My Lords, may I say a few words to reinforce what has just been said by the noble Viscount, Lord Bledisloe? The Government must recognise that the amount of property now in the hands of Government Departments is very large. The Forestry Commission are one of the owners of such property, and it is quite impossible for landowners to compete either with this kind of pest or with any other unless they have the co-operation of those owners or administrators of public property in the sense that the noble Viscount, Lord Bledisloe, has mentioned. Quite truly landowners may be relied upon to co-operate with the Government, as they always have been, but their best efforts will be of no avail unless the Forestry Commission and other large public bodies can be induced to follow suit and not only to look upon birds and animals solely from the standpoint of the damage or good they do to property, but to adopt a larger view altogether and treat the matter from a wide national standpoint. The purpose of the noble Earl's Motion and of the Paper which he has laid upon the Table will be very largely defeated unless he can prevail upon Departments and public authorities to follow the advice which he has given, and very properly given, to landowners.

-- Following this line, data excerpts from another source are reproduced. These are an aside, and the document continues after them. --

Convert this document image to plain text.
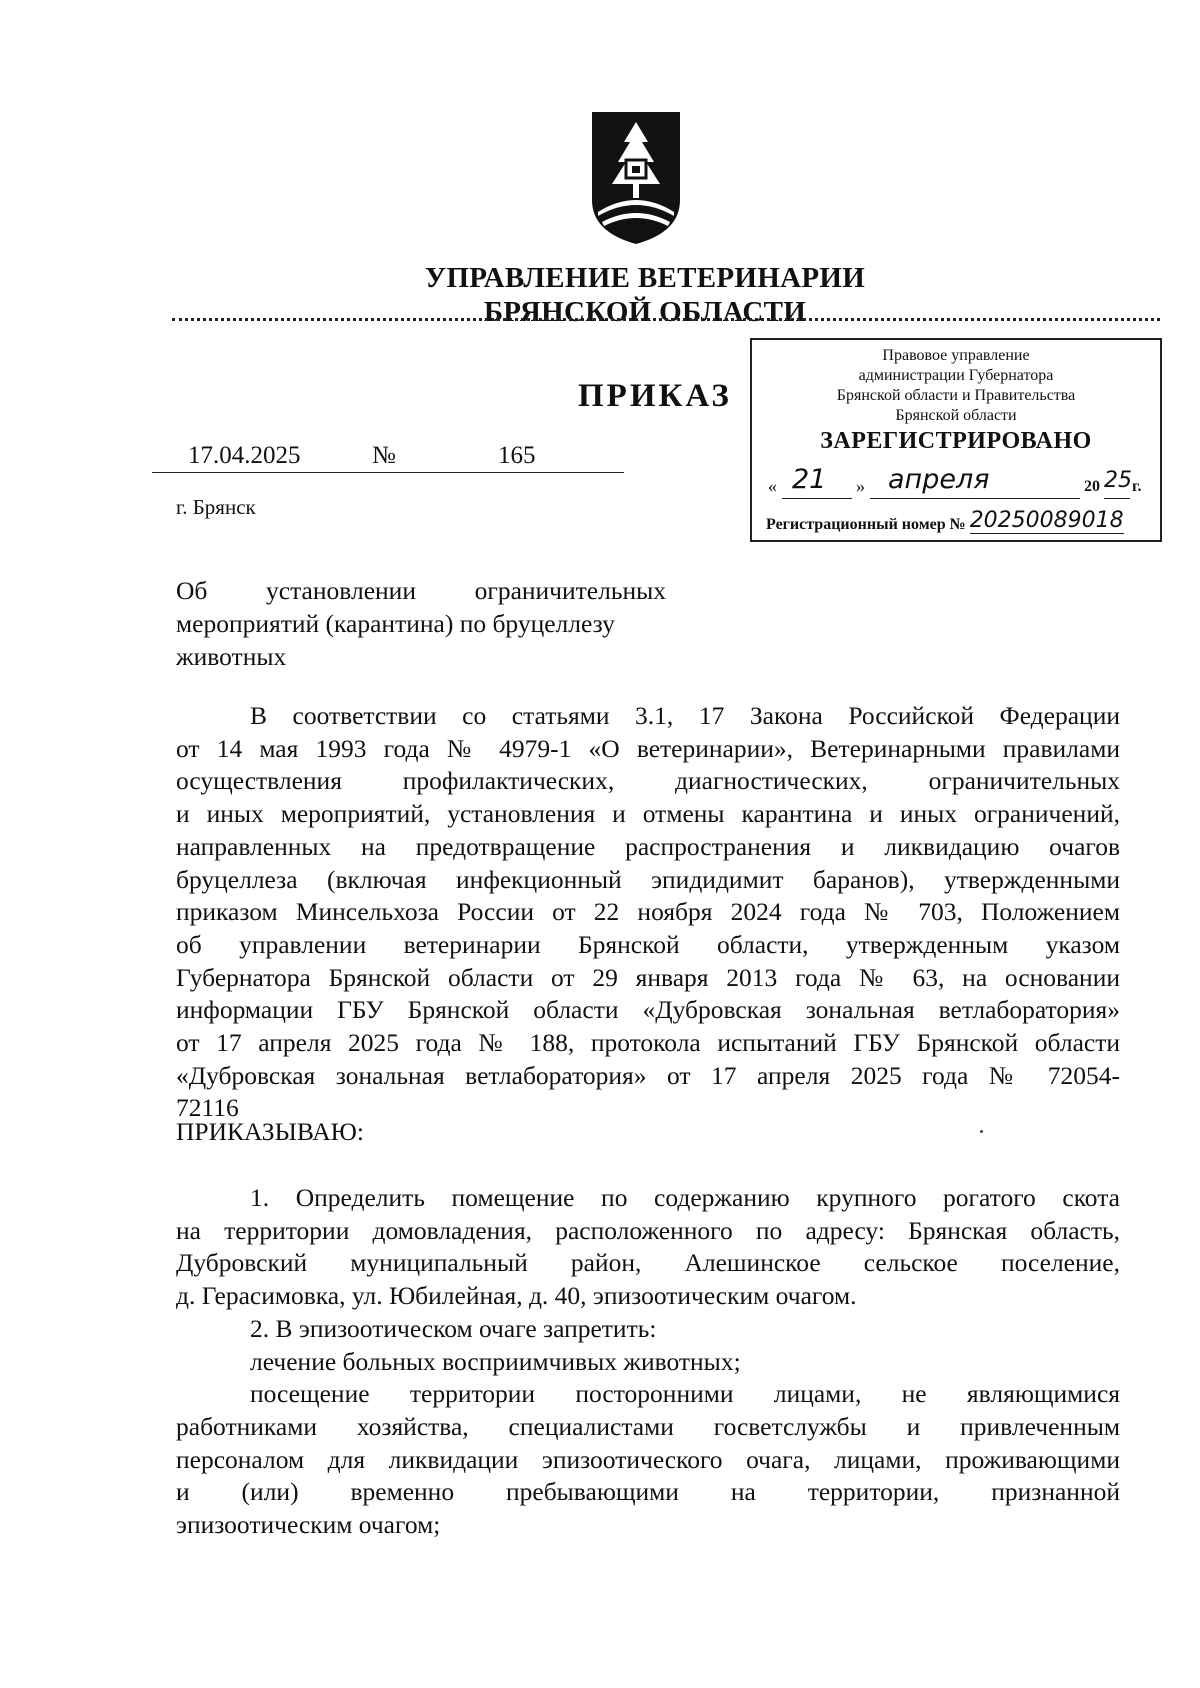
УПРАВЛЕНИЕ ВЕТЕРИНАРИИ
БРЯНСКОЙ ОБЛАСТИ
ПРИКАЗ
17.04.2025	№	165
г. Брянск
Правовое управление
администрации Губернатора
Брянской области и Правительства
Брянской области
ЗАРЕГИСТРИРОВАНО
« 21 » апреля	20 25 г.
Регистрационный номер № 20250089018
Об установлении ограничительных
мероприятий (карантина) по бруцеллезу
животных
В соответствии со статьями 3.1, 17 Закона Российской Федерации
от 14 мая 1993 года № 4979-1 «О ветеринарии», Ветеринарными правилами
осуществления профилактических, диагностических, ограничительных
и иных мероприятий, установления и отмены карантина и иных ограничений,
направленных на предотвращение распространения и ликвидацию очагов
бруцеллеза (включая инфекционный эпидидимит баранов), утвержденными
приказом Минсельхоза России от 22 ноября 2024 года № 703, Положением
об управлении ветеринарии Брянской области, утвержденным указом
Губернатора Брянской области от 29 января 2013 года № 63, на основании
информации ГБУ Брянской области «Дубровская зональная ветлаборатория»
от 17 апреля 2025 года № 188, протокола испытаний ГБУ Брянской области
«Дубровская зональная ветлаборатория» от 17 апреля 2025 года № 72054-
72116
ПРИКАЗЫВАЮ:
1. Определить помещение по содержанию крупного рогатого скота
на территории домовладения, расположенного по адресу: Брянская область,
Дубровский муниципальный район, Алешинское сельское поселение,
д. Герасимовка, ул. Юбилейная, д. 40, эпизоотическим очагом.
2. В эпизоотическом очаге запретить:
лечение больных восприимчивых животных;
посещение территории посторонними лицами, не являющимися
работниками хозяйства, специалистами госветслужбы и привлеченным
персоналом для ликвидации эпизоотического очага, лицами, проживающими
и (или) временно пребывающими на территории, признанной
эпизоотическим очагом;
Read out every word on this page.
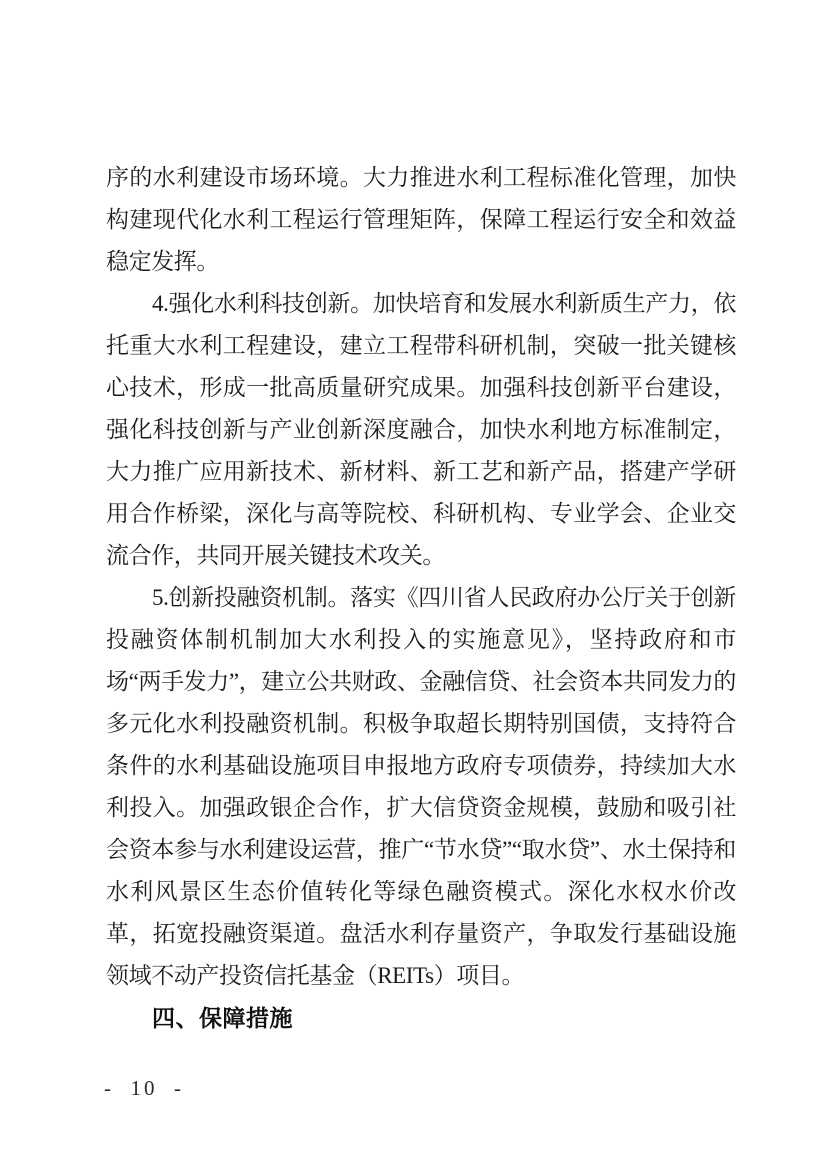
序的水利建设市场环境。大力推进水利工程标准化管理，加快构建现代化水利工程运行管理矩阵，保障工程运行安全和效益稳定发挥。

4.强化水利科技创新。加快培育和发展水利新质生产力，依托重大水利工程建设，建立工程带科研机制，突破一批关键核心技术，形成一批高质量研究成果。加强科技创新平台建设，强化科技创新与产业创新深度融合，加快水利地方标准制定，大力推广应用新技术、新材料、新工艺和新产品，搭建产学研用合作桥梁，深化与高等院校、科研机构、专业学会、企业交流合作，共同开展关键技术攻关。

5.创新投融资机制。落实《四川省人民政府办公厅关于创新投融资体制机制加大水利投入的实施意见》，坚持政府和市场“两手发力”，建立公共财政、金融信贷、社会资本共同发力的多元化水利投融资机制。积极争取超长期特别国债，支持符合条件的水利基础设施项目申报地方政府专项债券，持续加大水利投入。加强政银企合作，扩大信贷资金规模，鼓励和吸引社会资本参与水利建设运营，推广“节水贷”“取水贷”、水土保持和水利风景区生态价值转化等绿色融资模式。深化水权水价改革，拓宽投融资渠道。盘活水利存量资产，争取发行基础设施领域不动产投资信托基金（REITs）项目。

四、保障措施
-  10  -
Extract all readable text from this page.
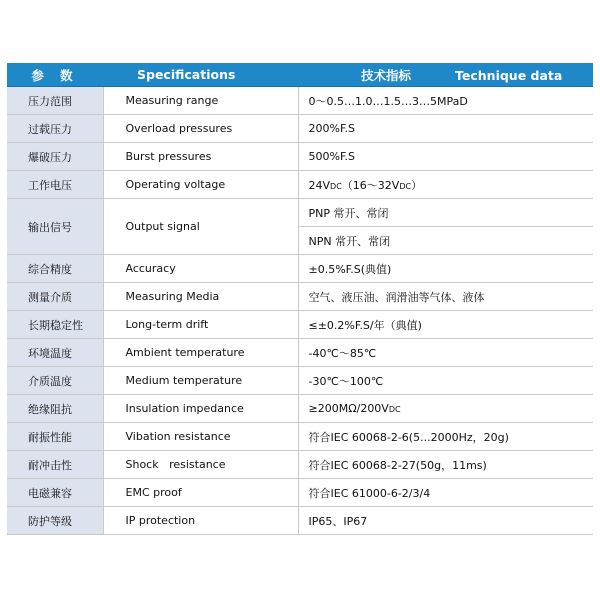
参 数	Specifications	技术指标 Technique data
压力范围	Measuring range	0～0.5…1.0…1.5…3…5MPaD
过载压力	Overload pressures	200%F.S
爆破压力	Burst pressures	500%F.S
工作电压	Operating voltage	24VDC（16～32VDC）
输出信号	Output signal	PNP 常开、常闭
		NPN 常开、常闭
综合精度	Accuracy	±0.5%F.S(典值)
测量介质	Measuring Media	空气、液压油、润滑油等气体、液体
长期稳定性	Long-term drift	≤±0.2%F.S/年（典值)
环境温度	Ambient temperature	-40℃～85℃
介质温度	Medium temperature	-30℃～100℃
绝缘阻抗	Insulation impedance	≥200MΩ/200VDC
耐振性能	Vibation resistance	符合IEC 60068-2-6(5...2000Hz，20g)
耐冲击性	Shock   resistance	符合IEC 60068-2-27(50g，11ms)
电磁兼容	EMC proof	符合IEC 61000-6-2/3/4
防护等级	IP protection	IP65、IP67
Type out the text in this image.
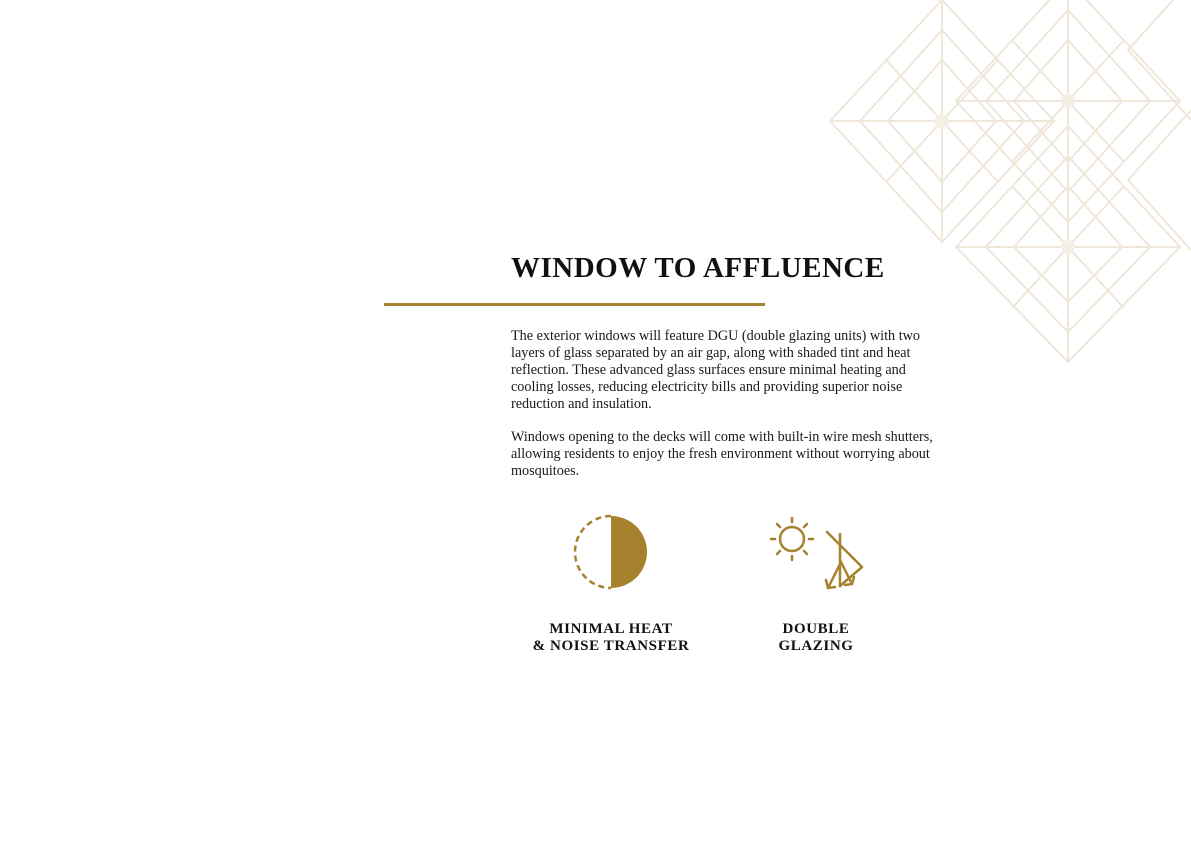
WINDOW TO AFFLUENCE

The exterior windows will feature DGU (double glazing units) with two layers of glass separated by an air gap, along with shaded tint and heat reflection. These advanced glass surfaces ensure minimal heating and cooling losses, reducing electricity bills and providing superior noise reduction and insulation.

Windows opening to the decks will come with built-in wire mesh shutters, allowing residents to enjoy the fresh environment without worrying about mosquitoes.

MINIMAL HEAT
& NOISE TRANSFER
DOUBLE
GLAZING
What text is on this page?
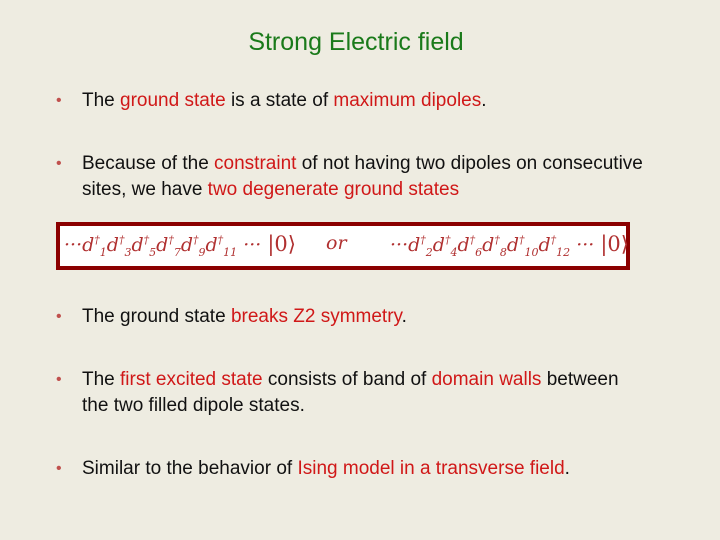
Strong Electric field
• The ground state is a state of maximum dipoles.
• Because of the constraint of not having two dipoles on consecutive sites, we have two degenerate ground states
$\cdot\cdot\cdot d^\dagger_1d^\dagger_3d^\dagger_5d^\dagger_7d^\dagger_9d^\dagger_{11}$ ··· |0⟩ or $\cdot\cdot\cdot d^\dagger_2d^\dagger_4d^\dagger_6d^\dagger_8d^\dagger_{10}d^\dagger_{12}$ ··· |0⟩
• The ground state breaks Z2 symmetry.
• The first excited state consists of band of domain walls between the two filled dipole states.
• Similar to the behavior of Ising model in a transverse field.
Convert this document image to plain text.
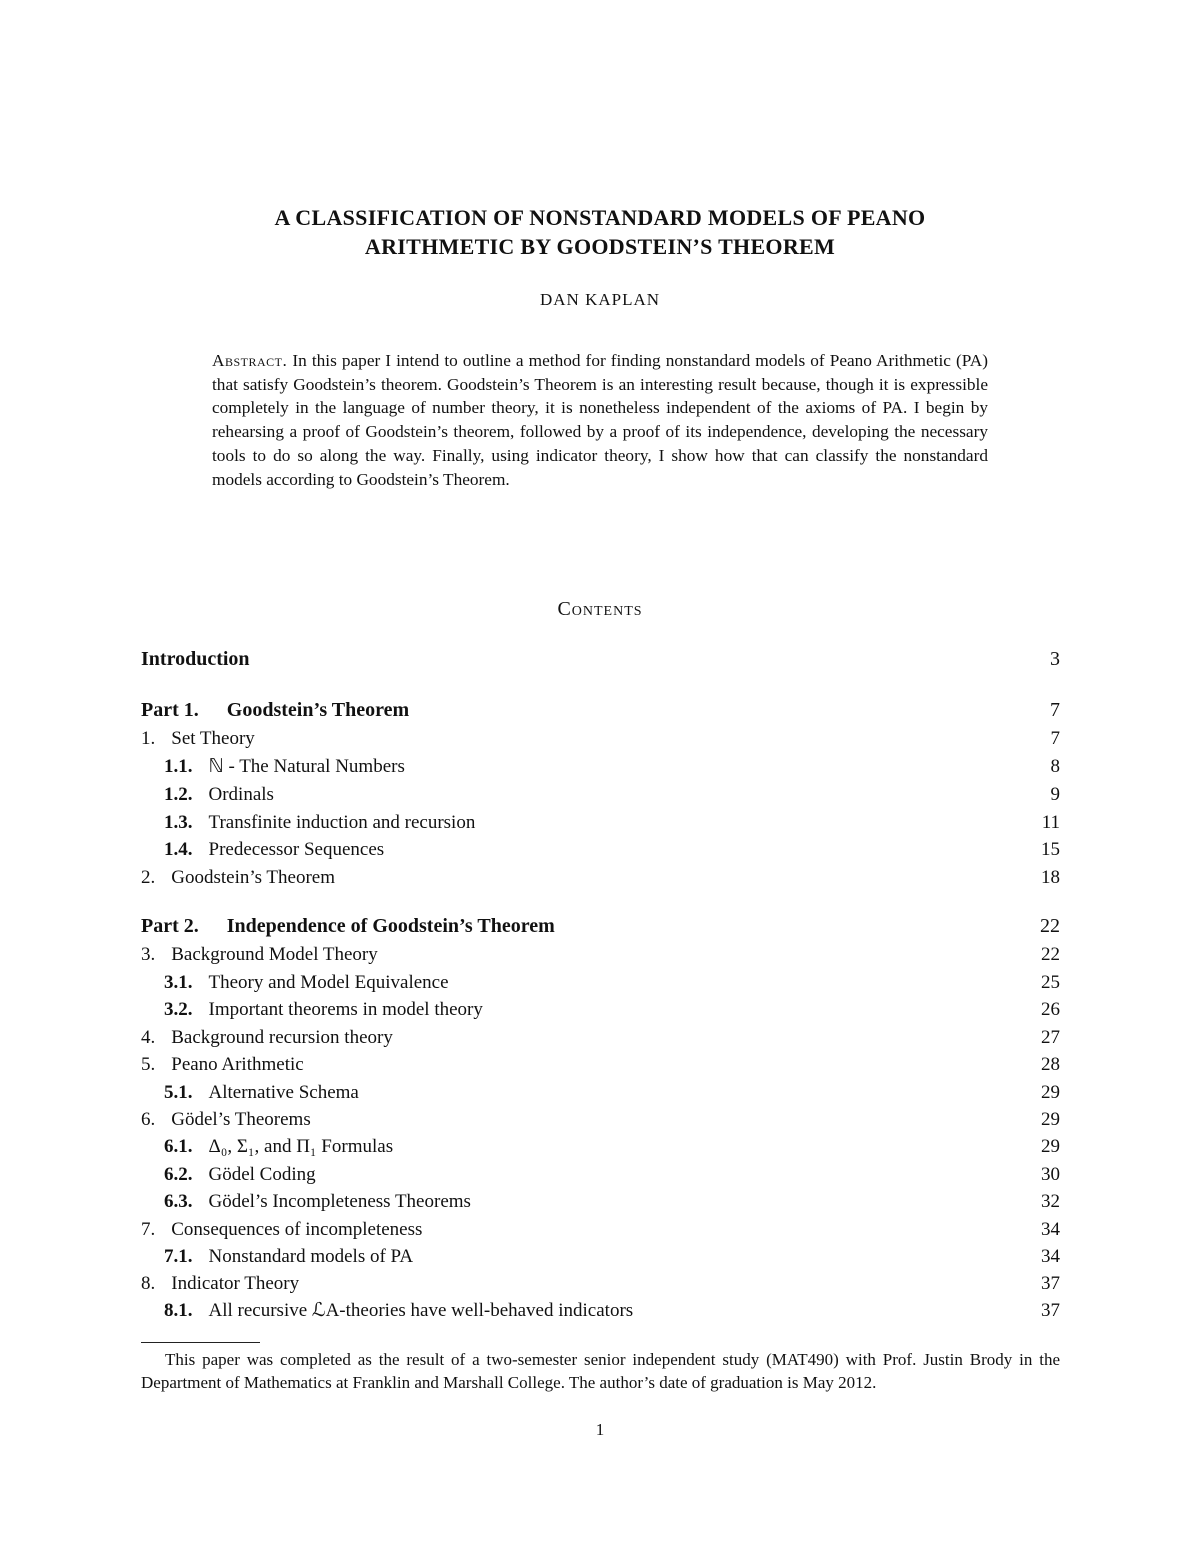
A CLASSIFICATION OF NONSTANDARD MODELS OF PEANO
ARITHMETIC BY GOODSTEIN’S THEOREM
DAN KAPLAN
Abstract. In this paper I intend to outline a method for finding nonstandard models of Peano Arithmetic (PA) that satisfy Goodstein’s theorem. Goodstein’s Theorem is an interesting result because, though it is expressible completely in the language of number theory, it is nonetheless independent of the axioms of PA. I begin by rehearsing a proof of Goodstein’s theorem, followed by a proof of its independence, developing the necessary tools to do so along the way. Finally, using indicator theory, I show how that can classify the nonstandard models according to Goodstein’s Theorem.
Contents
Introduction	3
Part 1. Goodstein’s Theorem	7
1. Set Theory	7
1.1. ℕ - The Natural Numbers	8
1.2. Ordinals	9
1.3. Transfinite induction and recursion	11
1.4. Predecessor Sequences	15
2. Goodstein’s Theorem	18
Part 2. Independence of Goodstein’s Theorem	22
3. Background Model Theory	22
3.1. Theory and Model Equivalence	25
3.2. Important theorems in model theory	26
4. Background recursion theory	27
5. Peano Arithmetic	28
5.1. Alternative Schema	29
6. Gödel’s Theorems	29
6.1. Δ₀, Σ₁, and Π₁ Formulas	29
6.2. Gödel Coding	30
6.3. Gödel’s Incompleteness Theorems	32
7. Consequences of incompleteness	34
7.1. Nonstandard models of PA	34
8. Indicator Theory	37
8.1. All recursive ℒA-theories have well-behaved indicators	37
This paper was completed as the result of a two-semester senior independent study (MAT490) with Prof. Justin Brody in the Department of Mathematics at Franklin and Marshall College. The author’s date of graduation is May 2012.
1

May I ask a question on one practical point? When this Order comes into force, will local authorities be empowered by the Ministry of Agriculture to give their assistance to private landowners in exterminating the grey squirrel?


My Lords, I wish to assure the noble Earl, Lord Onslow, in answer to the question that he put to me that the Ministry of Agriculture will endeavour in the future, as they have in the past, to give every assistance possible to private landowners in the campaign for the extermination of the grey squirrel.


Does that include financial assistance?


No, not financial assistance.


They told us that in Committee.


There was a few years ago an organisation called the National Anti-Grey-Squirrel Campaign, and as a result of that campaign certain resolutions were passed at a Conference in 1931 and were sent to the Ministry of Agriculture. One was a recommendation to issue an educational pamphlet on the grey squirrel and to suggest means by which its extermination could be most suitably brought about. These resolutions have been carried into effect by the Ministry of Agriculture. An advisory pamphlet has been circulated, a broadcast talk has been arranged and county councils have been circularised on two occasions about the need for an intensive campaign against the grey squirrel within their boundaries. Therefore, my Lords, a certain amount has been done in the past few years under the auspices of the Government Department concerned, with the co-operation of the county councils, to organise a campaign on a national basis.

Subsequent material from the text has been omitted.